Advisory Message – <num> early remote SQL failures
When there are early remote SQL failure(s) observed that can result in TEMS instability. The usual cause is a high latency link between the hub TEMS and the remote TEMS.
The recovery action is to set a TEMS environment variable KDS_SYNDRQ_TIMEOUT to a higher value such as 1800 (seconds). See this technote for more details:
A second approach is to create a new hub TEMS at the distant location.
Advisory Message – <situation> high rate <rate> [<percent>]
If the result rate is high, this advisory message is produced which tells you the situation involved, the situation result rate and the percent of total results.
The recovery action is to stop the situation and rework it to be more efficient.
Advisory Message – <situation> possible truncated results – max result <max>
If a situation maximum return result is seen that is near 16 megs – that suggests that result data is being truncated and events may be lost. A situation formula running at the agent but evaluated at the TEMS [for example if using a TIME test] might accumulate 30 megs of data to return to the TEMS. However the agent side logic silently truncates the data to a maximum number of rows so total is less than 16 megabytes. That can lead to events that are not created.
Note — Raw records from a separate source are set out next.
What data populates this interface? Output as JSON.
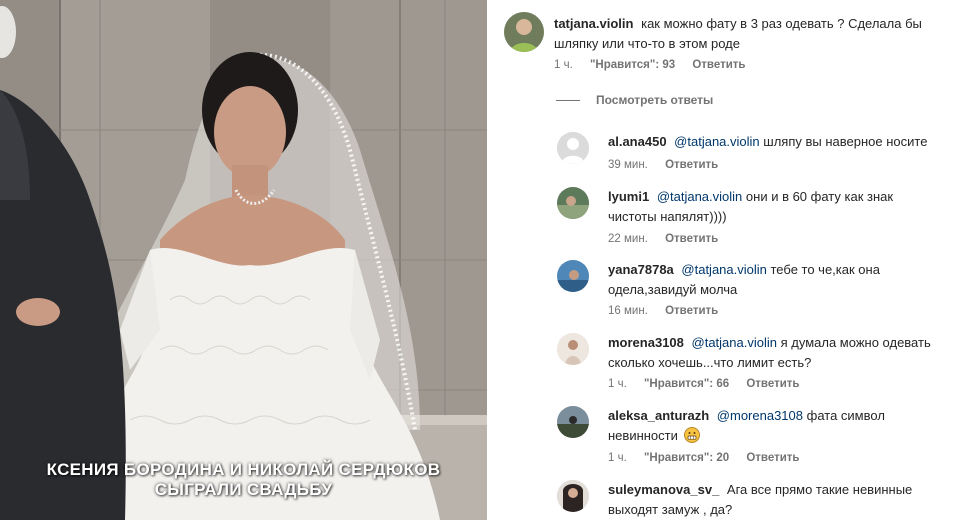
{
  "media": {
    "caption_line1": "КСЕНИЯ БОРОДИНА И НИКОЛАЙ СЕРДЮКОВ",
    "caption_line2": "СЫГРАЛИ СВАДЬБУ"
  },
  "comment": {
    "username": "tatjana.violin",
    "text": "как можно фату в 3 раз одевать ? Сделала бы шляпку или что-то в этом роде",
    "time": "1 ч.",
    "likes": "\"Нравится\": 93",
    "reply_label": "Ответить"
  },
  "view_replies_label": "Посмотреть ответы",
  "replies": [
    {
      "username": "al.ana450",
      "mention": "@tatjana.violin",
      "text": "шляпу вы наверное носите",
      "time": "39 мин.",
      "likes": "",
      "reply_label": "Ответить",
      "avatar": "default-avatar"
    },
    {
      "username": "lyumi1",
      "mention": "@tatjana.violin",
      "text": "они и в 60 фату как знак чистоты напялят))))",
      "time": "22 мин.",
      "likes": "",
      "reply_label": "Ответить",
      "avatar": "photo-avatar"
    },
    {
      "username": "yana7878a",
      "mention": "@tatjana.violin",
      "text": "тебе то че,как она одела,завидуй молча",
      "time": "16 мин.",
      "likes": "",
      "reply_label": "Ответить",
      "avatar": "photo-avatar"
    },
    {
      "username": "morena3108",
      "mention": "@tatjana.violin",
      "text": "я думала можно одевать сколько хочешь...что лимит есть?",
      "time": "1 ч.",
      "likes": "\"Нравится\": 66",
      "reply_label": "Ответить",
      "avatar": "photo-avatar"
    },
    {
      "username": "aleksa_anturazh",
      "mention": "@morena3108",
      "text": "фата символ невинности",
      "time": "1 ч.",
      "likes": "\"Нравится\": 20",
      "reply_label": "Ответить",
      "avatar": "photo-avatar",
      "emoji": "grimacing-face-emoji"
    },
    {
      "username": "suleymanova_sv_",
      "mention": "",
      "text": "Ага все прямо такие невинные выходят замуж , да?",
      "time": "",
      "likes": "",
      "reply_label": "",
      "avatar": "photo-avatar"
    }
  ]
}
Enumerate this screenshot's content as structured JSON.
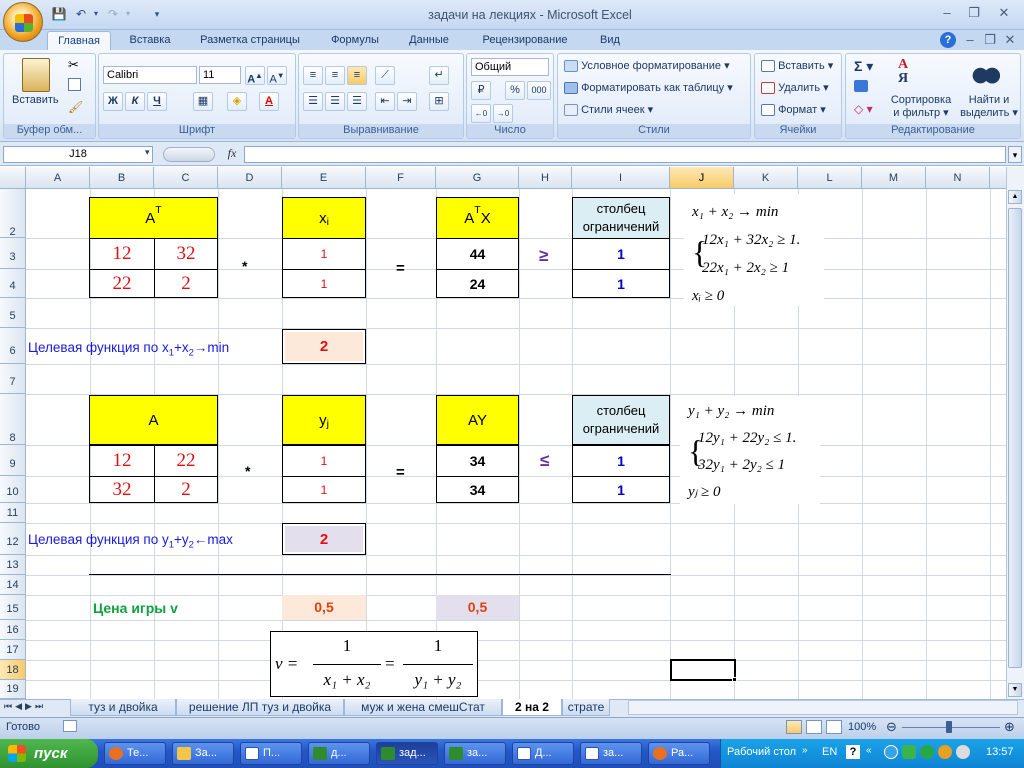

The recovery action is to rework the situation to avoid the condition.
Advisory Message – SOAP requests per minute <num> higher then nominal <num>
SOAP requests cause high TEMS resource usage. If the rate is higher than nominal this message is produced as a warning.
The recovery action is to rework the SOAP processes to reduce the frequency of SOAP calls.
Summary
This post explains how to use a new TEMS Audit facility to improve TEMS stability and efficiency.
Sitworld: Table of Contents
Photo Notes: A Gorilla Reflecting Sadly on the Daily News
My wife’s parents gifted her with this many years ago.